Identification of novel functions for the ATP binding cassette transporters G1 and G4 during development and ageing

ABCG1 and ABCG4 are members of the ATP binding cassette (ABC) transporter family of proteins that utilize ATP hydrolysis to translocate substrates across cellular membranes. ABCG1 and ABCG4 are half transporters that mediate efflux of cellular cholesterol to specific acceptors, such as lipid-rich HDL. While ABCG1 is widely expressed in many tissues, ABCG4 expression is restricted to the brain and the eye. Herein, we describe studies to further understand the role of these two ABC transporters in the CNS, arterial wall and during development.;Analysis of embryos obtained from Abcg1-/-LacZ and Abcg4-/-LacZ knock-in mice showed that ABCG4 is highly but transiently expressed both in hematopoietic cells of the fetal liver and in the intestine.

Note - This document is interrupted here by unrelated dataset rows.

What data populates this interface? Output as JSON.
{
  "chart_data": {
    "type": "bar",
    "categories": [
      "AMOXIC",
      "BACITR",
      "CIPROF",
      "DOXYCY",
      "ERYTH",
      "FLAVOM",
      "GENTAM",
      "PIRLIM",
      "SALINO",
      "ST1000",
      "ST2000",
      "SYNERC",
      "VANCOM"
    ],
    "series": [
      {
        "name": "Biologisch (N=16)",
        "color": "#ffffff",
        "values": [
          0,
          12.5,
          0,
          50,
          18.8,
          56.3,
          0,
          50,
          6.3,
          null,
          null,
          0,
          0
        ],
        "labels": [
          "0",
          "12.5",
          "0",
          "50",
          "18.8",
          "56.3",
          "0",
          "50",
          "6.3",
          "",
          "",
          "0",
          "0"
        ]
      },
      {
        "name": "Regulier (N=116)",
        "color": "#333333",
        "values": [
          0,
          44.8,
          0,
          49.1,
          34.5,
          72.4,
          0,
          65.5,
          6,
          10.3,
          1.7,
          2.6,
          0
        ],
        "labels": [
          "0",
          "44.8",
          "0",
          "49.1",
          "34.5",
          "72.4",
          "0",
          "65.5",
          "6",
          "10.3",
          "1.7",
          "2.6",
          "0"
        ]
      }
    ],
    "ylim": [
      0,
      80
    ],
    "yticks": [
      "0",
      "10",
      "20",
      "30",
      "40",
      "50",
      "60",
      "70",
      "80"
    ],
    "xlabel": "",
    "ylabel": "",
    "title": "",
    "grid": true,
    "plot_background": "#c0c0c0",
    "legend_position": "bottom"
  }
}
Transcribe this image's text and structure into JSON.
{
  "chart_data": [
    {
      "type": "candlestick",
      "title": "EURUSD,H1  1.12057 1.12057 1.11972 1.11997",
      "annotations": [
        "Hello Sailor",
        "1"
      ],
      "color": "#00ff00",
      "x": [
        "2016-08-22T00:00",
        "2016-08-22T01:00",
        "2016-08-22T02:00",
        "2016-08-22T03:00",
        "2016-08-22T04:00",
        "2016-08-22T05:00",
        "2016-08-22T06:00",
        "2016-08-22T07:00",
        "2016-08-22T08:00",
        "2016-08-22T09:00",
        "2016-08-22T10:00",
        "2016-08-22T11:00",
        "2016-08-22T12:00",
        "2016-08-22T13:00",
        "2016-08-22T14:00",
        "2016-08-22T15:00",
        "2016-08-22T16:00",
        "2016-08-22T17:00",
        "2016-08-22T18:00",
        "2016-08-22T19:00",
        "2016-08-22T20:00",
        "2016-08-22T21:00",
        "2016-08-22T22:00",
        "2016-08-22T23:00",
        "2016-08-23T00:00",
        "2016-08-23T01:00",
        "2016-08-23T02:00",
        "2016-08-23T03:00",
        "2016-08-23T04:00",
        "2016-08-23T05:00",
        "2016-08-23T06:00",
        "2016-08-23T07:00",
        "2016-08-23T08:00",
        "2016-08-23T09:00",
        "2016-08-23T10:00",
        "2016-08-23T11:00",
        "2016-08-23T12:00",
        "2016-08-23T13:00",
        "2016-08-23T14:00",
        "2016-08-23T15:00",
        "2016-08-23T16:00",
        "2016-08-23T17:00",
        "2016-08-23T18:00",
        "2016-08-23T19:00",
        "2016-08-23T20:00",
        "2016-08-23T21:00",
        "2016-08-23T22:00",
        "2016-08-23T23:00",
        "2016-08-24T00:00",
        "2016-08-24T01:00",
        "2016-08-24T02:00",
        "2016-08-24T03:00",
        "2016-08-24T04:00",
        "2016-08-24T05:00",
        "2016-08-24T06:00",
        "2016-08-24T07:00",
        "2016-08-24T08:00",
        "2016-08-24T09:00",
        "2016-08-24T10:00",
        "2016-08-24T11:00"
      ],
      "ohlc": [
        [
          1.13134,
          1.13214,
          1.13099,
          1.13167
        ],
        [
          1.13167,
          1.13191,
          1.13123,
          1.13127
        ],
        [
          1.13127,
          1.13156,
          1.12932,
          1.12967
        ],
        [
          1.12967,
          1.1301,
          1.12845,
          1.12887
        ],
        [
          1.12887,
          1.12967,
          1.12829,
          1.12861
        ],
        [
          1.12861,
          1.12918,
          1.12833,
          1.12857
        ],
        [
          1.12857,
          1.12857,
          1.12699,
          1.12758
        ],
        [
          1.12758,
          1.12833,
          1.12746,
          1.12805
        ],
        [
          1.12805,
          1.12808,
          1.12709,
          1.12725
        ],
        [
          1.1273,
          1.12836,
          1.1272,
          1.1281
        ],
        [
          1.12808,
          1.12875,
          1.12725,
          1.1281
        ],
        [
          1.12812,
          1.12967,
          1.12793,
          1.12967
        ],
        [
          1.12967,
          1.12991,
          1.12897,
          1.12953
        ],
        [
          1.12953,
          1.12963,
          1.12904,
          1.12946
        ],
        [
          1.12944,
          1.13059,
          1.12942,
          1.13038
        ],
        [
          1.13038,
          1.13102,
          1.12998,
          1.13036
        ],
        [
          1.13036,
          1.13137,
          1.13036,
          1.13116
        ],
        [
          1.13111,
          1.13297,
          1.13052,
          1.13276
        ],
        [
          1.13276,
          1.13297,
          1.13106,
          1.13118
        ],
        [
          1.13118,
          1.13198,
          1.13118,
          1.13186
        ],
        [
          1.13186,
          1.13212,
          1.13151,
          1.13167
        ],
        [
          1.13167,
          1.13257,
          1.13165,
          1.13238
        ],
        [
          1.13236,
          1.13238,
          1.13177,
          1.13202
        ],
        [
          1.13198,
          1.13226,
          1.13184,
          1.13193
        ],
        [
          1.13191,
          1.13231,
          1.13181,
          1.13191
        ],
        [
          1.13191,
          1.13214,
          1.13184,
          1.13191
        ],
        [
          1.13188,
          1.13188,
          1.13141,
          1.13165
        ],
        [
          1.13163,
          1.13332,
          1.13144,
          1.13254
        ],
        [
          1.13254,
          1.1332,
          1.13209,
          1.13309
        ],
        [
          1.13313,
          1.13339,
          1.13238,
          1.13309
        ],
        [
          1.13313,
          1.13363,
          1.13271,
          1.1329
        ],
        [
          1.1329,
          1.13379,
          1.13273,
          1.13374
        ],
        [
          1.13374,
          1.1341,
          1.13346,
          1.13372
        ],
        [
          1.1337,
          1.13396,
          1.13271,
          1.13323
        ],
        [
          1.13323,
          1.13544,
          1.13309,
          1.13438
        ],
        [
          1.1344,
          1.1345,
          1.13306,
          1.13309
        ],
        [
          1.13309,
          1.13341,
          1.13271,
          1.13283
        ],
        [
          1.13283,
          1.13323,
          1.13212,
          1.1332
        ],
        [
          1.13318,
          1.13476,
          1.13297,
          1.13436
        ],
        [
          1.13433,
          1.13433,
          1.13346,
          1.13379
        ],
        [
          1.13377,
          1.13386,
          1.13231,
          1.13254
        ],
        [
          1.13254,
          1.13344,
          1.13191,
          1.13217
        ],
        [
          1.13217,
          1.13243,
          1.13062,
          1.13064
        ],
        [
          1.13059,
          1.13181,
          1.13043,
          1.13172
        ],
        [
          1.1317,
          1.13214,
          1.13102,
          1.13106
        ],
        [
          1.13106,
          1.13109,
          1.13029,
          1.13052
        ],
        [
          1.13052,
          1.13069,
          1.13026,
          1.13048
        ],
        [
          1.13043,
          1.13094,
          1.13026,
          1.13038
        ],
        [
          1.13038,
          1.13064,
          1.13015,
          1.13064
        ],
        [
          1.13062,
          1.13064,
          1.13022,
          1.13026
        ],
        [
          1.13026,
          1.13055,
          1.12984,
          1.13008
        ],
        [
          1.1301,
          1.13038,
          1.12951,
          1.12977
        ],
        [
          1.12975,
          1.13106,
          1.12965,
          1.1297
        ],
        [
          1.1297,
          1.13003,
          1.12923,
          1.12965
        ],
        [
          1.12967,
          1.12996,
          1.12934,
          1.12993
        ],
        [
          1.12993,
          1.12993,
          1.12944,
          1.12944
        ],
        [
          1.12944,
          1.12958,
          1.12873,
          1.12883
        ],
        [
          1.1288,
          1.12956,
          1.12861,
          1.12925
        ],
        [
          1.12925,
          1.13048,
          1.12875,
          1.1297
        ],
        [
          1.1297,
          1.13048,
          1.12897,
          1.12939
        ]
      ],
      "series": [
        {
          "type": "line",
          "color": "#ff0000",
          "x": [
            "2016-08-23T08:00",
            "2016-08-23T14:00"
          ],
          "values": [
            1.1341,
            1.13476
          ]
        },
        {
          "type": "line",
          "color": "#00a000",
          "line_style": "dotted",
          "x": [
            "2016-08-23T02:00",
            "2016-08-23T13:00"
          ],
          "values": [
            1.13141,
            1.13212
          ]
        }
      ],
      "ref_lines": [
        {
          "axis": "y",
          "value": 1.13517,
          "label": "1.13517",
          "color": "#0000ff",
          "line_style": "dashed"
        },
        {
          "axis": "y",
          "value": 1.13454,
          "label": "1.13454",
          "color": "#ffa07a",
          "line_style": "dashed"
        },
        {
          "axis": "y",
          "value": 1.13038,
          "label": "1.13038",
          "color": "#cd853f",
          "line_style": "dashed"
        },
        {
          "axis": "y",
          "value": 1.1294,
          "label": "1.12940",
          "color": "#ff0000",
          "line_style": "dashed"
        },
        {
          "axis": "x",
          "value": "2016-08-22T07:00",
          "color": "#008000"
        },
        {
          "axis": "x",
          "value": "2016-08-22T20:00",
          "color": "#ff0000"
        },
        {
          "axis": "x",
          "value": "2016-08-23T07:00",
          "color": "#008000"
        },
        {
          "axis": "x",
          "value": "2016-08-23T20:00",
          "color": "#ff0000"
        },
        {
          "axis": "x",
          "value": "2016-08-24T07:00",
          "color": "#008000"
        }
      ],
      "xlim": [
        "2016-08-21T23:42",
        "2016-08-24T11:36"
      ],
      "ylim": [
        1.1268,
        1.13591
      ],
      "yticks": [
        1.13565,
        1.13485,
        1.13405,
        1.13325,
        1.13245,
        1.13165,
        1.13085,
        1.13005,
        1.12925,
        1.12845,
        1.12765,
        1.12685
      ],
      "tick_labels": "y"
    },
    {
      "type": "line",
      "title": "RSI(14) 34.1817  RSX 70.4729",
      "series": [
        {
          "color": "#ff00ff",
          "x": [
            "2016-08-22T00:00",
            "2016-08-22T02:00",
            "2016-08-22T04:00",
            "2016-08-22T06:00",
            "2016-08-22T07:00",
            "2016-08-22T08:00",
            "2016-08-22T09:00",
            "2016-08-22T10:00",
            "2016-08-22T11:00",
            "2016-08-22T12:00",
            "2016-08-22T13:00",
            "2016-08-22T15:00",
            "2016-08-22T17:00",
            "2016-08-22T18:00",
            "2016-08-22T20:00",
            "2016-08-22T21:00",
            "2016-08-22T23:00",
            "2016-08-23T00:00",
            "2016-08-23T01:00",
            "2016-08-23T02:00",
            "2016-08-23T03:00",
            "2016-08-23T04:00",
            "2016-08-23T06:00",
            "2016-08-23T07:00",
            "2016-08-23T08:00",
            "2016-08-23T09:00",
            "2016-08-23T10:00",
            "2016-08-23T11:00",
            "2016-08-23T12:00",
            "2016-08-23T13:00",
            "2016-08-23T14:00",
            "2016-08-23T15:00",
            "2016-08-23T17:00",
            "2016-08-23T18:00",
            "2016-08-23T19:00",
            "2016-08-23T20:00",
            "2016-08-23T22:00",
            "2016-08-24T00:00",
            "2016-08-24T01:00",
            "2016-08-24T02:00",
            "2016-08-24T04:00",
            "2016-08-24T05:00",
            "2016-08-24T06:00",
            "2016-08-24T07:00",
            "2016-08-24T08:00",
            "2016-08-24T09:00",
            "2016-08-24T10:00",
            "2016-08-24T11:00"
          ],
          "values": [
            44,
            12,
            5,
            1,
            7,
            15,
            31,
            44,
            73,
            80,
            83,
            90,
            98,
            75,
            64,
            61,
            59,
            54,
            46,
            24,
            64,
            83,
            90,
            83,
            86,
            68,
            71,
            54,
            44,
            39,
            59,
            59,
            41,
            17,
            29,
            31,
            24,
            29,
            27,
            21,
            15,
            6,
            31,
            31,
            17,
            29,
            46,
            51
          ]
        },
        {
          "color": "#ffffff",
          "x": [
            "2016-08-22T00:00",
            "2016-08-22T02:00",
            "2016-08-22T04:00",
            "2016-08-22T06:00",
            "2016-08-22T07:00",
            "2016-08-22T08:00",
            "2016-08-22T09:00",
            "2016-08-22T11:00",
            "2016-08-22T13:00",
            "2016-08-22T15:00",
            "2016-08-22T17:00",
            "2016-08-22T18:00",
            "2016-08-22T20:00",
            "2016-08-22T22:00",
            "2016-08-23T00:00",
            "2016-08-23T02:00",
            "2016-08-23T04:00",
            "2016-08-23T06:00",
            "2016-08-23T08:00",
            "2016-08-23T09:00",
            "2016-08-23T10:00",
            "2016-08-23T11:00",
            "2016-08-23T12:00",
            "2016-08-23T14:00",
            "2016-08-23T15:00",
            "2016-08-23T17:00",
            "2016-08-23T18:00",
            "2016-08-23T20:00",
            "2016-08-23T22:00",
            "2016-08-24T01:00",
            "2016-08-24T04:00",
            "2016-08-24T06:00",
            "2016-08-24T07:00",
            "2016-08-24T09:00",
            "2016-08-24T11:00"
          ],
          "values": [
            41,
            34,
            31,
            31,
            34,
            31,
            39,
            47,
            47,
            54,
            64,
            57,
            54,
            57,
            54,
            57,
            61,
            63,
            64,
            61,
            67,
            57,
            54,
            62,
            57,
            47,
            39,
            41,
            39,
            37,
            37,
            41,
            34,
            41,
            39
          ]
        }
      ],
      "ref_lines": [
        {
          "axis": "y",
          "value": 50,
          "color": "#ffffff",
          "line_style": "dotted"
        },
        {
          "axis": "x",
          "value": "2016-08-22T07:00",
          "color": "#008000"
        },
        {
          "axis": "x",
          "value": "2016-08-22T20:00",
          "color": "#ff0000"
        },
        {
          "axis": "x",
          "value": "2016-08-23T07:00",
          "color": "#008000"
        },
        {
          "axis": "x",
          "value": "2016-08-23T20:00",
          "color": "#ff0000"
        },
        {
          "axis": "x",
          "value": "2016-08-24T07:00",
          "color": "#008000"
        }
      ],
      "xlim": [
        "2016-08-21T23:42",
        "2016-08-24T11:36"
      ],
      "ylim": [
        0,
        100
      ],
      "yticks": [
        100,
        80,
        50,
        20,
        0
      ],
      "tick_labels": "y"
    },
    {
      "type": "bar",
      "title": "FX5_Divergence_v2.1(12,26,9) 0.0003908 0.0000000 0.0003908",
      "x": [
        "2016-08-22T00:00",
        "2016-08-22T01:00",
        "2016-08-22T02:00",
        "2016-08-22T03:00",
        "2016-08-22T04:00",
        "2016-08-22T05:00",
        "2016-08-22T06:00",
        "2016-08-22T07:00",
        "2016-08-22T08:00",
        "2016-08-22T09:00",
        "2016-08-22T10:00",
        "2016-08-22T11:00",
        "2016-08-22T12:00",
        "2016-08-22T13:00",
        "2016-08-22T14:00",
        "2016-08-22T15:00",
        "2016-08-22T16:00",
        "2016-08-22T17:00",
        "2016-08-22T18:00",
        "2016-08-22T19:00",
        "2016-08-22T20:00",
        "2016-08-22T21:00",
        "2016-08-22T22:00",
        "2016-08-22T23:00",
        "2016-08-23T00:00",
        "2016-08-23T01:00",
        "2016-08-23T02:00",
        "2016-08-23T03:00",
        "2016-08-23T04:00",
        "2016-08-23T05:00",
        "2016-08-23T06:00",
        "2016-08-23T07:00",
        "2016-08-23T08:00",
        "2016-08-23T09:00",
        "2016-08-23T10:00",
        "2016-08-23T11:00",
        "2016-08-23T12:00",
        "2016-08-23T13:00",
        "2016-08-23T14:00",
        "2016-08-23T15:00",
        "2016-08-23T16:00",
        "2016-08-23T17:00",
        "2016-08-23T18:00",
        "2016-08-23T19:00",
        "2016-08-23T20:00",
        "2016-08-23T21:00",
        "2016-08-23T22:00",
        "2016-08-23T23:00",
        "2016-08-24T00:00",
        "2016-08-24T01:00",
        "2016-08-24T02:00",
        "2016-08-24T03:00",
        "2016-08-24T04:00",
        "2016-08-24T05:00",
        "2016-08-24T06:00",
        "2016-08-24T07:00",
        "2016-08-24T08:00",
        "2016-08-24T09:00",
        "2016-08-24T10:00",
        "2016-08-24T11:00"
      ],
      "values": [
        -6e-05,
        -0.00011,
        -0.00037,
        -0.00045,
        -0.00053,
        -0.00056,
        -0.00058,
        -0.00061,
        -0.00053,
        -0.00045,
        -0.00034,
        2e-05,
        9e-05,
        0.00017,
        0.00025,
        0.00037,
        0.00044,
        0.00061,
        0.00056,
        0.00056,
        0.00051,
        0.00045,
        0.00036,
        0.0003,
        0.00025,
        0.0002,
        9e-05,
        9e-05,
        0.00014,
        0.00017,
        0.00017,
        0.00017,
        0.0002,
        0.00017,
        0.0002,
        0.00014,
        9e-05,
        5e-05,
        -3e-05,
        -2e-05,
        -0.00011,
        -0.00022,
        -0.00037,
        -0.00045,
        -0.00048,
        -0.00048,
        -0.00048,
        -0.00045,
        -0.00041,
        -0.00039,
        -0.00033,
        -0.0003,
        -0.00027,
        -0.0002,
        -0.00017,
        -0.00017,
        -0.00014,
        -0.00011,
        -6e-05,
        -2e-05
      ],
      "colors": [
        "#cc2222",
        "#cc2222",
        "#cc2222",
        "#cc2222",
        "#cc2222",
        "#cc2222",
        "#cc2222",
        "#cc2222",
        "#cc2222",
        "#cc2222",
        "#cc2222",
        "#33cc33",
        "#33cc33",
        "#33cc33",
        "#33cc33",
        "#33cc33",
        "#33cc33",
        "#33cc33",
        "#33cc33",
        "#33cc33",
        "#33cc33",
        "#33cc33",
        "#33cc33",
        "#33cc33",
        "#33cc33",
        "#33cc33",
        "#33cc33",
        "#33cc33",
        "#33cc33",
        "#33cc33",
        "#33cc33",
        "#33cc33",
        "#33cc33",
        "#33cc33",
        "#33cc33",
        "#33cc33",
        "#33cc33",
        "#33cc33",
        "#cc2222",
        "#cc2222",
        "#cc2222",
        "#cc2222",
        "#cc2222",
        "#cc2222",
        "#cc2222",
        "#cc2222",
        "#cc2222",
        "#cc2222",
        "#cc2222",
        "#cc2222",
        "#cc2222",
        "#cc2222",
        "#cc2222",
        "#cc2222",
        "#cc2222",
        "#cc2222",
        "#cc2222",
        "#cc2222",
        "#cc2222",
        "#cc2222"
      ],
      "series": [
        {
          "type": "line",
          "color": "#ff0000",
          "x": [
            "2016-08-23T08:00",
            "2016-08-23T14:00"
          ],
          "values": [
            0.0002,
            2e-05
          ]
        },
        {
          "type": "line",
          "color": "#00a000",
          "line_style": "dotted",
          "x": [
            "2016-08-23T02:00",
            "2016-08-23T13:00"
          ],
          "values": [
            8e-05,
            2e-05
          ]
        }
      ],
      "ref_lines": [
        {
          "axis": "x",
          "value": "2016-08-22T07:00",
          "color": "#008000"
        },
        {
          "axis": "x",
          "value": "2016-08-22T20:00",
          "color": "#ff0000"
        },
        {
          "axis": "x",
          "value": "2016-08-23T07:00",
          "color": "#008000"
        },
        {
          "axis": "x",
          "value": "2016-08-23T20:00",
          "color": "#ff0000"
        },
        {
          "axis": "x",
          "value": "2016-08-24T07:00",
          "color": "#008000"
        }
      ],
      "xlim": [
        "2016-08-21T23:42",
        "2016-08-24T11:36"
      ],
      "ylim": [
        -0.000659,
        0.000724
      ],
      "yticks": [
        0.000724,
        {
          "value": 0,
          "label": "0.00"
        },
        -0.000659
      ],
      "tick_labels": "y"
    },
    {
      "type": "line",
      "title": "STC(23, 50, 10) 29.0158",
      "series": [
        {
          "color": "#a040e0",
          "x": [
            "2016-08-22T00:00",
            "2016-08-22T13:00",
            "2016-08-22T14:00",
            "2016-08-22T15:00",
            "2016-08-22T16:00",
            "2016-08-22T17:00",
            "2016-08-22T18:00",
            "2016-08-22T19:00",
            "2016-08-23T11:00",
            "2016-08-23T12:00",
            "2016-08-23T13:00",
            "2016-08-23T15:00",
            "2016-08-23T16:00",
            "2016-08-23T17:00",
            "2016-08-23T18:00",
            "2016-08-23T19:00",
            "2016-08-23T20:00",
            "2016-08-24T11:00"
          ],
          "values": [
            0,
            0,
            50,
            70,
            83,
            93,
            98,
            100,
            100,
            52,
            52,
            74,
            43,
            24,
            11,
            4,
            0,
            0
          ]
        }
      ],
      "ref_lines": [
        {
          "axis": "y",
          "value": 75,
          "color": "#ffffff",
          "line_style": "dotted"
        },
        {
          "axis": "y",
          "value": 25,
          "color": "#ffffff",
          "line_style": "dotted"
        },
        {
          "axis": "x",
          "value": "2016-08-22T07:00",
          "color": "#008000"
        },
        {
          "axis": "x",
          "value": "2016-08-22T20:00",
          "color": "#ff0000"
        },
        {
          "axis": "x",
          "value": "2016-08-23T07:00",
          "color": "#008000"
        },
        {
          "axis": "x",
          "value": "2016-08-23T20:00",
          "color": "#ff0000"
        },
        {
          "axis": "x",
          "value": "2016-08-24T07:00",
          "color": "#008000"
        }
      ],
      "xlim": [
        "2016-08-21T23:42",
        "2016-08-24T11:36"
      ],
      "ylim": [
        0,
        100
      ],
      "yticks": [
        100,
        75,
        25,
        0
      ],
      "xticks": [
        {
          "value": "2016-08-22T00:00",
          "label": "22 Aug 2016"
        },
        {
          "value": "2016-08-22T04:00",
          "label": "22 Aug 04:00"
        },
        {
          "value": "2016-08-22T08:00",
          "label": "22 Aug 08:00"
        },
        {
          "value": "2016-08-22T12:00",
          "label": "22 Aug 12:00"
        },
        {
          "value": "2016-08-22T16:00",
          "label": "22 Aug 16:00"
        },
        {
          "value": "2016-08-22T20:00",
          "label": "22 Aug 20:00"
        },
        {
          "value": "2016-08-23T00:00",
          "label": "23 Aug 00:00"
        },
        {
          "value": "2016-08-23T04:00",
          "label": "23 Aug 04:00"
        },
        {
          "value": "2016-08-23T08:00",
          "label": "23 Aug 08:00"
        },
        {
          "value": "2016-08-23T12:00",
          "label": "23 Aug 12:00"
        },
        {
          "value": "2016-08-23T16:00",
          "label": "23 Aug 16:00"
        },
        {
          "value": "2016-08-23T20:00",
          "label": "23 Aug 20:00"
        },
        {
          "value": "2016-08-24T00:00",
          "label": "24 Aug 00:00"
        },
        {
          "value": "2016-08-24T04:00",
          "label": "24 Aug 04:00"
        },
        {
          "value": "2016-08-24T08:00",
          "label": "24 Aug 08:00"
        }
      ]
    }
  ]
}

In contrast, ABCG1 is expressed in hepatic and intestinal macrophages both during development and in the adult. We show that ABCG1 and ABCG4 are both highly expressed in the embryonic eye and developing CNS and that this expression persists into the adulthood. Although the loss of both ABCG1 and ABCG4 in the retina resulted in the accumulation of lathosterol we failed to observe any functional changes by electroretinography. Brains of Abcg1-/-Abcg4-/- mice accumulate numerous oxysterols that led to the induction of genes involved in cholesterol efflux and to the repression of genes involved in cholesterol synthesis. Finally, after subjecting Abcg1-/-Abcg4 -/- mice to a battery of behavioral tests, we identified a general deficit in associative fear memory in Abcg4-/- mice. We conclude that the loss of ABCG1 and/or ABCG4 from the CNS result in altered cholesterol homeostasis that leads to changes in behavior.;In the second study we generated Abcg1-/-Apoe -/- mice in order to investigate the role of ABCG1 in atherosclerosis. We performed a bone marrow transplantation experiment utilizing donor cells from Abcg1-/-Apoe-/- and Apoe-/- mice and recipient hyperlipidemic Apoe-/- mice. Analysis of aortic root lesions showed that mice that received bone marrow cells from Abcg1-/-Apoe -/- mice had a decrease in atherosclerotic lesions. We show that these same mice exhibited an increase in apoptosis in the aortic root lesions as well as a decrease in lesion calcification. Studies are currently underway to further define the mechanism underlying the decrease in atherosclerotic lesions due to the loss of ABCG1.